Diente das erste Kapitel als Beschreibung des Ausmaßes an Ungleichheit, so geht Stiglitz folgend auf dessen Entstehung als "typisch amerikanische Leistung" ein. Als Triebfeder prangert er den Finanzsektor sowie dessen erheblichen politischen Einfluss an, der dazu führte, dass Marktversagen (beispielsweise in Form von Intransparenz bei Derivaten oder ausbeuterischer Kreditvergabe) nicht korrigiert wurde. Durch unterschiedliche Formen des rent-seekings entstand ein hohes Maß an Ungleichheit, welches sich durch ein regressives Steuersystem noch verstärkte. Das obere 1 Prozent (inkl. CEOs und Spitzenanwälten) häufte demnach Reichtümer an, jene die echte ökonomische Werte schufen, gingen häufig leer aus. Bedingt wurde diese Entwicklung nicht zuletzt durch das vorherrschende Paradigma einer liberalen Chicagoer Schule.

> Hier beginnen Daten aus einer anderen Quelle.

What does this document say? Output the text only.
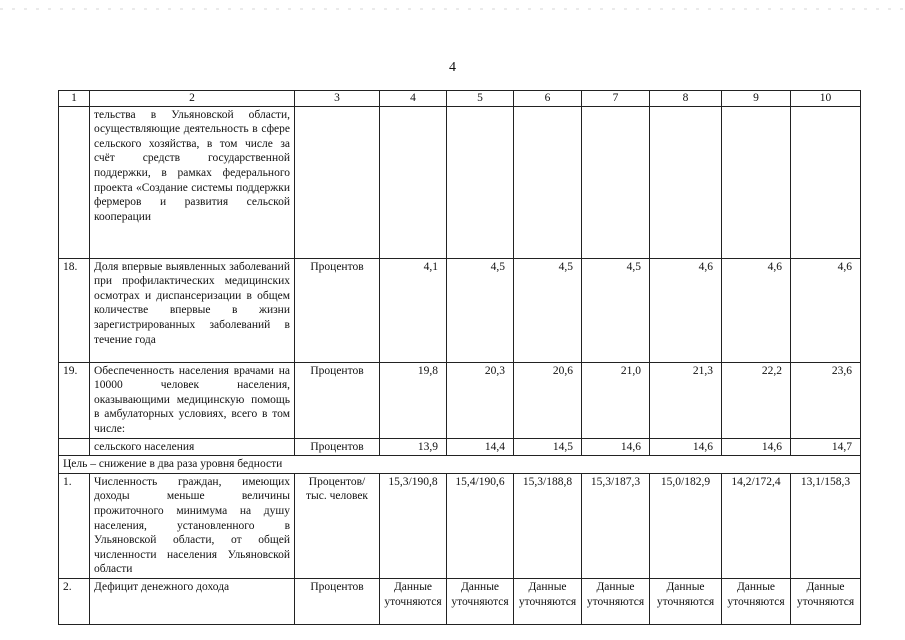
4
1	2	3	4	5	6	7	8	9	10
	тельства в Ульяновской области, осуществляющие деятельность в сфере сельского хозяйства, в том числе за счёт средств государственной поддержки, в рамках федерального проекта «Создание системы поддержки фермеров и развития сельской кооперации								
18.	Доля впервые выявленных заболеваний при профилактических медицинских осмотрах и диспансеризации в общем количестве впервые в жизни зарегистрированных заболеваний в течение года	Процентов	4,1	4,5	4,5	4,5	4,6	4,6	4,6
19.	Обеспеченность населения врачами на 10000 человек населения, оказывающими медицинскую помощь в амбулаторных условиях, всего в том числе:	Процентов	19,8	20,3	20,6	21,0	21,3	22,2	23,6
	сельского населения	Процентов	13,9	14,4	14,5	14,6	14,6	14,6	14,7
Цель – снижение в два раза уровня бедности									
1.	Численность граждан, имеющих доходы меньше величины прожиточного минимума на душу населения, установленного в Ульяновской области, от общей численности населения Ульяновской области	Процентов/ тыс. человек	15,3/190,8	15,4/190,6	15,3/188,8	15,3/187,3	15,0/182,9	14,2/172,4	13,1/158,3
2.	Дефицит денежного дохода	Процентов	Данные уточняются	Данные уточняются	Данные уточняются	Данные уточняются	Данные уточняются	Данные уточняются	Данные уточняются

Aber auch der sektorale Strukturwandel zählt laut Stiglitz zu den Schlüsselfaktoren, welche die Ungleichheit in den USA vorangetrieben haben. Auf der einen Seite sinkt die Nachfrage nach ungelernten Arbeitern (z. B. durch steigende Automatisierung der Produktion oder Verlagerung ins Ausland), auf der anderen Seite wird der Wechsel freigesetzter Arbeitskräfte in andere Sektoren beispielsweise aufgrund steigernder Bildungskosten erschwert. Der Autor greift des weiteren gesellschaftliche Veränderungen auf, wie den Niedergang der Gewerkschaften oder die Diskriminierung bestimmter Bevölkerungsgruppen. Als größten steuerpolitischen Skandal sieht er sie Senkung der Steuern auf Veräußerungsgewinne, "vergisst" jedoch auf das Problem der Doppelbesteuerung von Arbeitseinkommen- und Kapitaleinkommensteuer hinzuweisen.

Im nachfolgenden Kapitel werden zunächst die Auswirkungen der Ungleichheit auf das Sozialprodukt und die ökonomische Stabilität betrachtet. Ein niedriges BIP wird vor allem durch eine ungenügende gesamtwirtschaftliche Nachfrage armer Bevölkerungsschichten herbeigeführt. Durch eine Umverteilungspolitik könne, aufgrund einer höheren marginalen Konsumquote armer Menschen, ein Anstieg des Realeinkommens erzeugt werden. Die Folgen unzureichender Investitionen in die Infrastruktur, die Grundlagenforschung und des Bildungswesens werden beschrieben, sowie die Auswirkungen des Lobbyismus auf die Allokationseffizienz. Allgemein geht ein höheres Maß an Ungleichheit mit einem niedrigerem Wachstum einher.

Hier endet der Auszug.